En cours d’analyse d’œuvre, une vidéo de danse contemporaine, danseuse aux cheveux tirant sur le rouge, mouvement incisif, jambes manifestement musclées par la technique classique. Qui a reconnu Sylvie Guillem ? Nous sommes environ 3 sur 33. La plupart la connaissent de nom, de loin, quelques-unes pas du tout. L’enseignant s’étonne : ne pas connaître Sylvie Guillem en licence danse, c’est comme aller voir un match de foot et ne pas savoir qui est Zidane. Sylvie Guillem, je l’ai vue danser du contemporain au théâtre des Champs-Elysées dans ses derniers spectacles ; elle avait déjà pris sa retraite quand mes camarades ont été en âge de décider des spectacles qu’elles iraient voir. Elles ne l’ont pas vue sur scène, ni sur les pubs Rolex dans l’espace urbain ou en couverture du Monde magazine. Notre enseignant, qui a probablement assisté à ses rôles classiques à l’Opéra, ne mesure pas que, pour elles, Sylvie Guillem est au mieux un personnage de légende, au même titre qu’Anna Pavlova ou Alicia Alonso – une figure de l’histoire du ballet… pour laquelle elles n’ont pas forcément une appétence innée, étant majoritairement plus attirées par la danse contemporaine que classique. J’ai dix à quinze ans de plus que la plupart de mes camarades ; probablement dix de moins que notre enseignant : à mi-chemin entre elles et lui, je comprends à la fois l’étonnement réprobateur de celui-ci et les récriminations de celles-là. Probablement que Zidane constitue lui-même une référence datée ; les gamins d’aujourd’hui connaissent surtout M’bappé, non ?

– Cet Eastpack ? Je l’ai depuis la 4e.
– Ah, je n’étais pas née !
Cette boutade m’a laissée incrédule ; on a calculé pour de vrai : elle n’était pas née.

Je ne me fais pas au temps qui passe : c’est lui qui me façonne, et déjà mon corps s’incline et se meut sans y penser entre les pièces de mon nouveau chez-moi, dans le couloir où portes, cloisons et rétrécissement m’obligeaient à mon emménagement à un mouvement heurté, négocié. La sensation de contrainte a disparu, et mes doigts trouvent les interrupteurs sans tâtonner : j’ai appris ce nouvel espace par corps.

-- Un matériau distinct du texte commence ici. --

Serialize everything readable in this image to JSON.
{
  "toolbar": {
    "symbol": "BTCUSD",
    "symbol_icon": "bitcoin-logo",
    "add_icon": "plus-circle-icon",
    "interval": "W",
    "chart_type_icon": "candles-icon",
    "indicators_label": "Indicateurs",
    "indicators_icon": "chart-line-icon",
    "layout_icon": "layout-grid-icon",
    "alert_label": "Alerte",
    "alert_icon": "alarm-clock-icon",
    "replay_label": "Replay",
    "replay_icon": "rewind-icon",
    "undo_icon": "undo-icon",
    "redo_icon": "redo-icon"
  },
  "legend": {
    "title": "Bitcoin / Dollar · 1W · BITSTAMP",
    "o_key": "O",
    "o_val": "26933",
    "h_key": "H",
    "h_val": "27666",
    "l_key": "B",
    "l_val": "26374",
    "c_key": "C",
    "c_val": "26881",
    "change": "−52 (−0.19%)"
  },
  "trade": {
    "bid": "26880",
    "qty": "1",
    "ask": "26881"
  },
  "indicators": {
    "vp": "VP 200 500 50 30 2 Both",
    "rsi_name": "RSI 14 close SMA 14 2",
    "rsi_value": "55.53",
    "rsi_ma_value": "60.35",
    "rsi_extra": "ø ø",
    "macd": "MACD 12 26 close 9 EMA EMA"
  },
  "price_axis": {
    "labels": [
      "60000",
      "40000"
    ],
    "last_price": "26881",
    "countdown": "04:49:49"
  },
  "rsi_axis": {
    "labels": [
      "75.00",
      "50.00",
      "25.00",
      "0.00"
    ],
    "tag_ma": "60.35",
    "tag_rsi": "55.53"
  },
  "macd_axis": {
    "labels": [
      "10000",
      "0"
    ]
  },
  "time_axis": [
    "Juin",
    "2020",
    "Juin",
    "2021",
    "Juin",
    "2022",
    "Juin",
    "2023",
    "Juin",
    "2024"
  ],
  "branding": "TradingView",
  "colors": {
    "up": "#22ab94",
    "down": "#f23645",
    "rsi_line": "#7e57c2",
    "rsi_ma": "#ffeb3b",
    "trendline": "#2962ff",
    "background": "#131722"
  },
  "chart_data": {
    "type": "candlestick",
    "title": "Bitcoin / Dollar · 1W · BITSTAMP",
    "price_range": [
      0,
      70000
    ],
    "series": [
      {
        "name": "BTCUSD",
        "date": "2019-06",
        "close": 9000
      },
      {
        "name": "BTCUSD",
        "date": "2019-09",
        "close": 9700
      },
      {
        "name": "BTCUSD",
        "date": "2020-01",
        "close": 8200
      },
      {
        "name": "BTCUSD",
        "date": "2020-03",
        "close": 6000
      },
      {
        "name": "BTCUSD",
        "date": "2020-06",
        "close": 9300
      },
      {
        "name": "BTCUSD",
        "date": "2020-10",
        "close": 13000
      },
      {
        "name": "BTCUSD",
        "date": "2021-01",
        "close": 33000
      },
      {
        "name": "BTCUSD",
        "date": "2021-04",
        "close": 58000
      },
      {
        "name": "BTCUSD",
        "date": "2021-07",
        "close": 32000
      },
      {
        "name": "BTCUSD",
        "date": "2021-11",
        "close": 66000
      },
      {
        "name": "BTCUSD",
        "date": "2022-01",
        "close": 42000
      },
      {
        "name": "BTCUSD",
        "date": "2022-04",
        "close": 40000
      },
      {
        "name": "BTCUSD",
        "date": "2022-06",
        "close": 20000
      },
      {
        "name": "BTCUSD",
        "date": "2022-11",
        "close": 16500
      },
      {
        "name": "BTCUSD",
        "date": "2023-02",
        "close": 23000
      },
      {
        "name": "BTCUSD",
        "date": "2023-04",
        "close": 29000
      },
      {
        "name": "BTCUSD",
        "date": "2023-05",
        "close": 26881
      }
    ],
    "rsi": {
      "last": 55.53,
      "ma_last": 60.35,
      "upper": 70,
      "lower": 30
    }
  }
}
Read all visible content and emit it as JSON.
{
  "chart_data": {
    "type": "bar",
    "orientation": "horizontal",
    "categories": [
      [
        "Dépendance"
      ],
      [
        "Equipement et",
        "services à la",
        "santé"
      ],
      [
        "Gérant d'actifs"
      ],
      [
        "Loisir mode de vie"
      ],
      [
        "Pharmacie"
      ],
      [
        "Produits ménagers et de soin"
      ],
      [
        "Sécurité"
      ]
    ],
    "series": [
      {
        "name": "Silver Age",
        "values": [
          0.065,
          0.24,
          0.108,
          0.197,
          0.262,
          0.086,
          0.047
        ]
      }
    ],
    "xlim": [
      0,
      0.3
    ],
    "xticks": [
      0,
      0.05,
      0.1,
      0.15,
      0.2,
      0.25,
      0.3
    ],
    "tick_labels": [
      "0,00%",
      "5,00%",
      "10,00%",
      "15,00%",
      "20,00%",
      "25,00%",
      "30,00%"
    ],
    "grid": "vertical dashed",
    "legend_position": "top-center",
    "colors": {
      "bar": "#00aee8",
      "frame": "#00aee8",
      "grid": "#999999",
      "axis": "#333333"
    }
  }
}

Ör est resté sur ma table de chevet à Roubaix. Cela fait des semaines que je retarde le suicide de son protagoniste, à raison d’un chapitre homéopathique par soir pour me convertir au sommeil. Ce faisant, il reprend goût à la vie, et je l’ai laissée sans trop hésiter pour quinze jours : je suis certaine qu’il ne se suicidera pas.

J’ai découvert chez-moi en hiver, quand l’immense saule pleureur a éparpillé toutes ses feuilles dans le jardin et sur la terrasse ; chez mes voisins, par la même occasion : ils ont une pièce bleu turquoise, à gauche d’un lustre qui me rappelle de tirer mes voilages. Je le fais avec une certaine crainte depuis que j’y ai découvert un matin une araignée si trapue et poilue qu’une camarade est venue la tuer pour moi. Une grosse araignée mensuelle, c’est manifestement le prix à payer pour cet appartement autrement si apaisant.

Il y a quatre mois encore, je me disais : ça va, ce n’est que pour deux ans, après je reviens. Aujourd’hui, je n’envisage plus de revenir vivre à Paris. À mon dernier passage, en débarquant gare du Nord, j’ai été étourdie par le monde : me serais-je si vite provincialisée ? Cinq secondes plus tard, je retrouvais mes réflexes de Parisienne, en grommelant intérieurement mais pousse-toi, abruti. Je ne veux plus que la ville me fasse ça. Je veux du calme, je veux mon saule pleureur. Passer à Paris de temps à autres, oui : passer. J’ai l’impression d’en avoir fait le tour ; Paris peut bien changer, le chapitre que j’y ai vécu est clos. La ville ne me manque pas. Même lorsque je sors à Lille, je n’ai qu’une hâte : rentrer.

Je rentre à Paris pour les vacances, puis je rentre à Roubaix. Chez moi est encore éparpillé.

La personne que j’ai été ces dix dernières années est désormais aussi éloignée que moi enfant. Je n’y ai plus accès. Je peux me souvenir et raconter, mais je ne parviens plus à m’identifier par un continuum de ressenti. Ce que j’ai pu craindre ou espérer, mes émotions et enthousiasmes passés sont comme entourés d’un brouillard qui les insensibilise. Je m’échappe, et loin de me paniquer ou de m’attrister, cela me… m’indiffère (étonnement poli) ?  me raffermit (une autre vie) ? J’ai coupé les ponts, et suis surprise en me retournant d’apercevoir encore l’autre rive ; des réminiscences parfois traversent cette mince rivière temporelle, qui me font penser que peut-être un jour je renouerai.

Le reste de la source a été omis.